Flórida não tem dinheiro para o seguro desemprego decretado por Trump, diz DeSantis

Segundo o governador, o estado - que é um dos mais afetados dos EUA pela pandemia- não tem como arcar com 25% dos $400 semanais ordenados por Trump.

0
1565
Ron DeSantis se runiu com jornalistas nesta quarta-feira (12) em Tallahassee, FL
Governador alegou que Pfizer "suspendeu" os carregamentos para o estado. Pfizer nega (foto: flickr)

O governador Ron DeSantis disse nesta terça-feira (12) que está procurando maneiras de atender à ordem executiva do presidente Donald Trump para estender os benefícios do seguro desemprego até o final do ano. Mas acrescentou que o estado provavelmente terá que pedir dinheiro emprestado ao governo federal para fazer isso acontecer.

No último sábado, Trump emitiu um decreto autorizando $44 bilhões da Federal Emergency Management Agency para repassar $400 semanais aos trabalhadores desempregados em função da pandemia de Covi-19 .

O programa anterior, que pagava $600 semanais, expirou em 31 de julho.

Pela nova ordem os estados terão que arcar com 25%, ou $100 para cada $400 gastos. A opção inicial seria usar recursos da Lei CARES, que repassou verbas federais para  todo os governos estaduais implementarem políticas de enfrentamento ao coronavírus.

Entretando, DeSantis disse que essa não é uma opção para a Flórida, que já usou mais de $ 5 bilhões em recursos  do CARES Act, até o momento.

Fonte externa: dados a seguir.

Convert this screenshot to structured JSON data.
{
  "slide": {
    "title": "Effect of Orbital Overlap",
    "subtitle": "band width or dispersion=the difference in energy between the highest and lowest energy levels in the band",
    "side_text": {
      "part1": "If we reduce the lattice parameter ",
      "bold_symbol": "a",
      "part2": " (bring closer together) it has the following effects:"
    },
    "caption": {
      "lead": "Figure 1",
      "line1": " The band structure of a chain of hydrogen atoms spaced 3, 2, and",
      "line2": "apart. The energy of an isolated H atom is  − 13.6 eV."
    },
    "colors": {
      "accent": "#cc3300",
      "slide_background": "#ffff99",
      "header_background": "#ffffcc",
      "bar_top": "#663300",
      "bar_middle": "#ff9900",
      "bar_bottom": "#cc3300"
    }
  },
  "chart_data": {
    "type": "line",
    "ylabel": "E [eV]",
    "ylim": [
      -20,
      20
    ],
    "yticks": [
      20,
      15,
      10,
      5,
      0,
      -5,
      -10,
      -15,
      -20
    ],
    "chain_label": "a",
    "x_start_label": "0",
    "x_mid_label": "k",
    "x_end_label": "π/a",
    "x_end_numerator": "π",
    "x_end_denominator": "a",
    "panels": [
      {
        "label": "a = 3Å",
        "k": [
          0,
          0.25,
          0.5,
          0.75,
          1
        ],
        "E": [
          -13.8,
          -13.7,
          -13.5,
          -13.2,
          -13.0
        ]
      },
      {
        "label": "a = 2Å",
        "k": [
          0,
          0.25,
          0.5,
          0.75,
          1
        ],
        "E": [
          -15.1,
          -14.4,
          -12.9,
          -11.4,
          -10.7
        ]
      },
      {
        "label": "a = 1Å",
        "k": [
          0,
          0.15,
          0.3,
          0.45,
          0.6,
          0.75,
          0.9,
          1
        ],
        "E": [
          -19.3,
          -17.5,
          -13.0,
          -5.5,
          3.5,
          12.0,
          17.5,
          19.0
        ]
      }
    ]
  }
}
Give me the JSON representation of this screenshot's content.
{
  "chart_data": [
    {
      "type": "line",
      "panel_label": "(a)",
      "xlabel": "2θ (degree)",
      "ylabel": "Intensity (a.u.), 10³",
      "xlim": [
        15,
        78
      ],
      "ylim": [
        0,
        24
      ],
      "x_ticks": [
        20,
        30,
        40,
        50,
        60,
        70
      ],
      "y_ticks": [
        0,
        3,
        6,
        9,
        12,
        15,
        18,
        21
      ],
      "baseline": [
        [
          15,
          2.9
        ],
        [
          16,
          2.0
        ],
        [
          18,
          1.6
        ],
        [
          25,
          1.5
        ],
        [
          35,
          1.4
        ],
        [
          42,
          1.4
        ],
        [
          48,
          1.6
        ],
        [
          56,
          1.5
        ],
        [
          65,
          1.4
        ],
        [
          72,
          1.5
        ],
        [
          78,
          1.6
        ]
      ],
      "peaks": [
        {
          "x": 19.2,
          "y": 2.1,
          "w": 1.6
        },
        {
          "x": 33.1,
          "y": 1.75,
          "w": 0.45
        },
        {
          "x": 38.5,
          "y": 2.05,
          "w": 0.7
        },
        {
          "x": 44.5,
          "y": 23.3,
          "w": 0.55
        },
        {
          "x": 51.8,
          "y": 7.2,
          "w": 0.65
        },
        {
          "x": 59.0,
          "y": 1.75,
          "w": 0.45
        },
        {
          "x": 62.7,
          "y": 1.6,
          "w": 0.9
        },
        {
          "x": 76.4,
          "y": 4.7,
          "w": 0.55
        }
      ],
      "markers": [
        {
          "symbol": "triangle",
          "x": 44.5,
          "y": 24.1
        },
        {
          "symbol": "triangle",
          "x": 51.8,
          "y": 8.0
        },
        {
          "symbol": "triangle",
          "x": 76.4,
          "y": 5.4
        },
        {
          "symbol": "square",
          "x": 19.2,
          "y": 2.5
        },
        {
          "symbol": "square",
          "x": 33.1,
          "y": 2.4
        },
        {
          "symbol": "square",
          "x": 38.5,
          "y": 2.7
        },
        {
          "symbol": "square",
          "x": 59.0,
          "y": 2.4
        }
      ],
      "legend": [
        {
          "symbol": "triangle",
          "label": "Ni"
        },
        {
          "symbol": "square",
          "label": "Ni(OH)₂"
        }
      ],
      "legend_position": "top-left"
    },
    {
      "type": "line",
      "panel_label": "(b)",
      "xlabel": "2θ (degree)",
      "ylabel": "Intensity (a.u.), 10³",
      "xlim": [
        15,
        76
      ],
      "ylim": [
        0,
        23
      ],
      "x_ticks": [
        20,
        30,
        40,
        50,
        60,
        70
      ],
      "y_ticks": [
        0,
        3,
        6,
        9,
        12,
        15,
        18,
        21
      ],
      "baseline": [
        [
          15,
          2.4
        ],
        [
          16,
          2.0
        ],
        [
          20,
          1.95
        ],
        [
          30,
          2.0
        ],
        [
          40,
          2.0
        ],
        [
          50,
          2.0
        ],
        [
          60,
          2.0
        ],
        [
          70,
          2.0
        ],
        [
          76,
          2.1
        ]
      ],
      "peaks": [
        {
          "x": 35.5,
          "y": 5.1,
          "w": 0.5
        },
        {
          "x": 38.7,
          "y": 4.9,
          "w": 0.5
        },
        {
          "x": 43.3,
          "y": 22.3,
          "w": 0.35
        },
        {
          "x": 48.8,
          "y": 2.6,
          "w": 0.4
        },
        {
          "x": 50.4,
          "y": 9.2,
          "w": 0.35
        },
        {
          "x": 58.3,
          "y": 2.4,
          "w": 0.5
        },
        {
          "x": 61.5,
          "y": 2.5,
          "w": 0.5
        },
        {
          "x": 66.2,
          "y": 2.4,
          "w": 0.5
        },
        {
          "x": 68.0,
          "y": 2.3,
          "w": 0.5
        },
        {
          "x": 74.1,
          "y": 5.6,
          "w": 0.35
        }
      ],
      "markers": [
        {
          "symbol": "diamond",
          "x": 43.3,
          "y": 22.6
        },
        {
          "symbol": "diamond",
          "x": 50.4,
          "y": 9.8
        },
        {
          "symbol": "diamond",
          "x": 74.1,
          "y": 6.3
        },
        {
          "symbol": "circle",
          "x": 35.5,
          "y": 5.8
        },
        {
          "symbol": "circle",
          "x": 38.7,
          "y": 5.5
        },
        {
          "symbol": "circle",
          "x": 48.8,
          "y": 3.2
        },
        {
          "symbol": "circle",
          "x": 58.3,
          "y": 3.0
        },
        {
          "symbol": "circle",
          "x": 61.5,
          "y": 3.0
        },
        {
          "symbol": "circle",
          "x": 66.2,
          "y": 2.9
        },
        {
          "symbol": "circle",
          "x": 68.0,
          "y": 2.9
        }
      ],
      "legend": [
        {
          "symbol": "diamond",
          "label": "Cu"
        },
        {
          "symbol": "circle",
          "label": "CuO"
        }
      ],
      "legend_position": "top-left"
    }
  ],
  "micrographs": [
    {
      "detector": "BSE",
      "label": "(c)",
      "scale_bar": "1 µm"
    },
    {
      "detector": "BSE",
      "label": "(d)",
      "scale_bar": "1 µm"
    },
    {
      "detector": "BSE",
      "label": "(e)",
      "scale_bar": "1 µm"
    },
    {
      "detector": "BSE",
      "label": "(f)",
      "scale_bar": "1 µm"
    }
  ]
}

 “Uma preocupação que tenho é – obviamente, este é um momento de orçamento difícil para nós, então se eu estou tendo que potencialmente ter uma receita geral obrigada para fazer frente ao novo seguro desemprego, isso é algo que seria muito problemático, dadas as nossas circunstâncias”, declarou DeSantis em uma coletiva de imprensa em Tallahassee nesta quarta-feira (12).

O governador também disse que está receoso em remanejar fundos imediatamente, e ocorrer uma contestação legal das ordens executivas de Trump, que foram emitidas sem o consentimento do Congresso.

“Há um limite sobre o que você pode fazer por meio de ações executivas”, disse DeSantis. “Estamos agora no ponto em que os presidentes simplesmente fazem isso. Mas eu quero ter certeza de que não há riscos legais”, disse.

Em junho, o estado da Flórida contava com mais de 1 milhão de desempregados. O benefício semanal máximo de desemprego pago pelo estado é $ 275, um dos mais baixos do país. DeSantis disse anteriormente que não poderia aumentar unilateralmente o limite semanal.